We were told by doctors that having a premature baby was like a roller-coaster ride. However, nobody ever told us the cost of the ride.
My wife Stephanie gave birth to our youngest daughter in April this year. She was induced at 27 weeks after suddenly becoming very unwell with infection. Our baby defied expectations and weighed 530grams despite growth scans showing she was around 450grams – too small to survive.
During labour we’d been told to prepare for the worst, that even if the baby was born alive she’d be passed to my wife to hold on her chest as she took her first and last breaths. When she was born fighting and then whisked away to be stabilised, my wife and I sat on the hospital bed holding hands in complete shock.
Steph became very ill after the birth and my focus was entirely on her survival. We had been told often that Rosa’s chances were so slim that her having a shot at life almost never entered my thoughts until a day or so later, once it was clear that Steph would make it.
And so began our journey through neonatal care.
The first night Steph was well enough to see Rosa, I pushed her down to the ward in her wheelchair. The nurse taking care of our baby – Marie – was an angel. She explained the machines Rosa was connected to, how to change and feed her whilst she was in the incubator and brought her out so we could hold her for the first time. I’ll never forget how much happier Steph was as we left the ward. That’s the magic of neonatal nurses, they take a horrendous situation and make it something closer to bearable. They give you the space to parent, whilst taking the best possible care of your baby.
While you know you’re leaving your child where they need to be, walking away from them to come home every day is an agony I wouldn’t wish on anyone. Sitting at home trying to feign a kind of normality for our eldest daughter, when our other child was lying in an incubator attached to wires and monitors was a painful and surreal experience.
And yet we were amongst the lucky parents who could afford to see our child every day. Many parents we met just couldn’t find the money for a daily journey to hospital despite their small, often very sick babies requiring breast milk to give them the best shot at fighting infection and surviving.
These mums are forced into early, un-extended maternity leave and are on lower incomes than they’re used to. Mums of premature babies are also more likely to have had a c-section, and are unable to drive for weeks following the procedure. Public transport to hospitals is notoriously poor, and that’s even if mums are well enough to withstand such a journey. Expensive taxi journeys are often their only means of getting to their children.
Having a child in neonatal care means not knowing if they’ll survive to see another day.
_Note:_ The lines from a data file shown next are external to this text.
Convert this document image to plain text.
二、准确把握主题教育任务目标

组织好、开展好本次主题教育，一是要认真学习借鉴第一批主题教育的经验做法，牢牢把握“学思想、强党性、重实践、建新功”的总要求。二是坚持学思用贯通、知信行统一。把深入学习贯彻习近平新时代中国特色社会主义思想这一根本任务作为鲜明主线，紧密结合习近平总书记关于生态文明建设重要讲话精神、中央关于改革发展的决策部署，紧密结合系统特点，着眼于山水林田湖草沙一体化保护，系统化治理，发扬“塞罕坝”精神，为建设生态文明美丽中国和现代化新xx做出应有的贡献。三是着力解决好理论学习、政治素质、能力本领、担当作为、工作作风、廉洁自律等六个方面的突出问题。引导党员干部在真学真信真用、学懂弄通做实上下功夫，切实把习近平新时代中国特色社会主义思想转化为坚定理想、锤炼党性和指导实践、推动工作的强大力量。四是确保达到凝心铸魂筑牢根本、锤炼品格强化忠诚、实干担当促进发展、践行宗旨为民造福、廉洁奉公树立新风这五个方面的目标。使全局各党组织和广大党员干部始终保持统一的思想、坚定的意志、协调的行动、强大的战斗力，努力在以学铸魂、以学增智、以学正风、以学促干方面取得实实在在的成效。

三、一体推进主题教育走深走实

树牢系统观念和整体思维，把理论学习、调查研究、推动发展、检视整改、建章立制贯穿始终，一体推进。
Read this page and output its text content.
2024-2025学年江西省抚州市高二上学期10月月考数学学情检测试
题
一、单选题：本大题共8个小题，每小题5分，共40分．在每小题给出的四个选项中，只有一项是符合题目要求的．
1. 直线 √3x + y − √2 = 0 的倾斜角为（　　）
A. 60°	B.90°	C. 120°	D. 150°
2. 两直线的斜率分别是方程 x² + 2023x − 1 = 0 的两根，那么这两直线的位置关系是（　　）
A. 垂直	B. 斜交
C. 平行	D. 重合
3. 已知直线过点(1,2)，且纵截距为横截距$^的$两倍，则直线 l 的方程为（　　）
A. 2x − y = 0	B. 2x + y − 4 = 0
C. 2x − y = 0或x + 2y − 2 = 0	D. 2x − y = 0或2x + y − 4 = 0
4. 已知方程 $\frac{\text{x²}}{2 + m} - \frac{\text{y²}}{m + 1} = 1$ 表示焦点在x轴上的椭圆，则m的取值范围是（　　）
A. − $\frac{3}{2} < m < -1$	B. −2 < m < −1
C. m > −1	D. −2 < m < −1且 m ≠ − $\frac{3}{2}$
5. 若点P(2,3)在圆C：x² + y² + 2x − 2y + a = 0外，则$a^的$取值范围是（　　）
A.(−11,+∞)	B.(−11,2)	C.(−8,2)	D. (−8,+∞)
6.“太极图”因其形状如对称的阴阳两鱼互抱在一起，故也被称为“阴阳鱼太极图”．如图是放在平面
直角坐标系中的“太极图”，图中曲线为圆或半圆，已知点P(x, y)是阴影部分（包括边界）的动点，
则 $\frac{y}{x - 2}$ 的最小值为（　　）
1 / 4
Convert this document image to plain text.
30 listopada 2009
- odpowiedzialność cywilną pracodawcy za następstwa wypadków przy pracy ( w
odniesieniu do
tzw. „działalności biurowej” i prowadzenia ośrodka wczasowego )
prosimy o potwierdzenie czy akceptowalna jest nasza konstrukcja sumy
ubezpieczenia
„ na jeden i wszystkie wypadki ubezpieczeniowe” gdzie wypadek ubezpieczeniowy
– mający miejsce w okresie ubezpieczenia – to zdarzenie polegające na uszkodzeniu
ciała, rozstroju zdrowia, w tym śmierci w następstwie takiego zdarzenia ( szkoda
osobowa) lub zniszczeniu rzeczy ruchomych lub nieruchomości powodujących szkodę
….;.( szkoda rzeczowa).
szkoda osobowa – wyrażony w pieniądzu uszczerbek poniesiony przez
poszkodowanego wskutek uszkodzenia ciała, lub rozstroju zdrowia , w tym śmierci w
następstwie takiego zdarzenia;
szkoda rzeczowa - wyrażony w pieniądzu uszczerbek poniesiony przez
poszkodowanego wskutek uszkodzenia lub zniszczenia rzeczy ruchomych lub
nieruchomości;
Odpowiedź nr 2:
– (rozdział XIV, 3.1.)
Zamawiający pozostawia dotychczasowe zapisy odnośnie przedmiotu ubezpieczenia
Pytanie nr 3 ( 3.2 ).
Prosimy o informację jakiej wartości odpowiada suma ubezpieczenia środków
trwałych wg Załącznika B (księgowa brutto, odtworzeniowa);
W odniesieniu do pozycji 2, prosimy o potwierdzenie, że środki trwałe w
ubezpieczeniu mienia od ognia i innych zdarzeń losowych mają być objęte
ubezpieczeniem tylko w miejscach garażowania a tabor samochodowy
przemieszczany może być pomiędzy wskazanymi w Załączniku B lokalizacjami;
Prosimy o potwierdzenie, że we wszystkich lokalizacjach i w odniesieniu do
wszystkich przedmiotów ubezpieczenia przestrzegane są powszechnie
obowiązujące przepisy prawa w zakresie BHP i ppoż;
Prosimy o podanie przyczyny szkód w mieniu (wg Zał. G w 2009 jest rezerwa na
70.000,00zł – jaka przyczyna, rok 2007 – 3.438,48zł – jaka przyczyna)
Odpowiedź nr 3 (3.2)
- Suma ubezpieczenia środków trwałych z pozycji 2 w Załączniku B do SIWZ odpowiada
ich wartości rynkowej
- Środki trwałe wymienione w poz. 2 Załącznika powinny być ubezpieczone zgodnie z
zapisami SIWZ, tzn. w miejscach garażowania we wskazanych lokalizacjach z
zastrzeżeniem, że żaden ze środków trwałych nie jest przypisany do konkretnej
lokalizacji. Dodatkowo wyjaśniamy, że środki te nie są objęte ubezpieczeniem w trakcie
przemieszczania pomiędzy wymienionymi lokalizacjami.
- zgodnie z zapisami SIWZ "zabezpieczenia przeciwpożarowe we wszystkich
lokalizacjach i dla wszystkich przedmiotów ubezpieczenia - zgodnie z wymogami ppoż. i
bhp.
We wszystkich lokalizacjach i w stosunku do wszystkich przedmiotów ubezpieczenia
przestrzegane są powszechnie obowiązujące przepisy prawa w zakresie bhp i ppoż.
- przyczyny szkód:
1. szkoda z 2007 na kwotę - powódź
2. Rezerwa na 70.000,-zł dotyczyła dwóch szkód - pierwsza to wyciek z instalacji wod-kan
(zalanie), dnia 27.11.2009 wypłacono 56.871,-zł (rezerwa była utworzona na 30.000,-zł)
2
Missing a day can mean a fear that you’ve not seen them on what might be their last day on earth. The psychological impact of this on parents is devastating.
In total, Rosa had a 20 week stay in hospital. She endured cannulas in her tiny little arms, countless blood transfusions, hundreds of blood tests, pressure and oxygen therapy to keep her lungs open, a laryngoscopy and an operation to cut open her stomach muscle. She now weighs over 10lbs and is slowly outgrowing the physical effects of her prematurity. She is still tube fed, weighed weekly and attends many outpatient appointments. Looking at her, it’s hard to believe that she weighed just over 1lb at her lowest weight.
During those 20 weeks, we spent thousands of pounds on transport and food. We were fortunate enough to be able to do so. Many more parents aren’t, and a journey that is already traumatic in the extreme is made much worse because of financial constraints. This must change and I am glad that the Scottish Government are considering my calls for a family fund to support parents on low incomes whose babies are in neonatal units.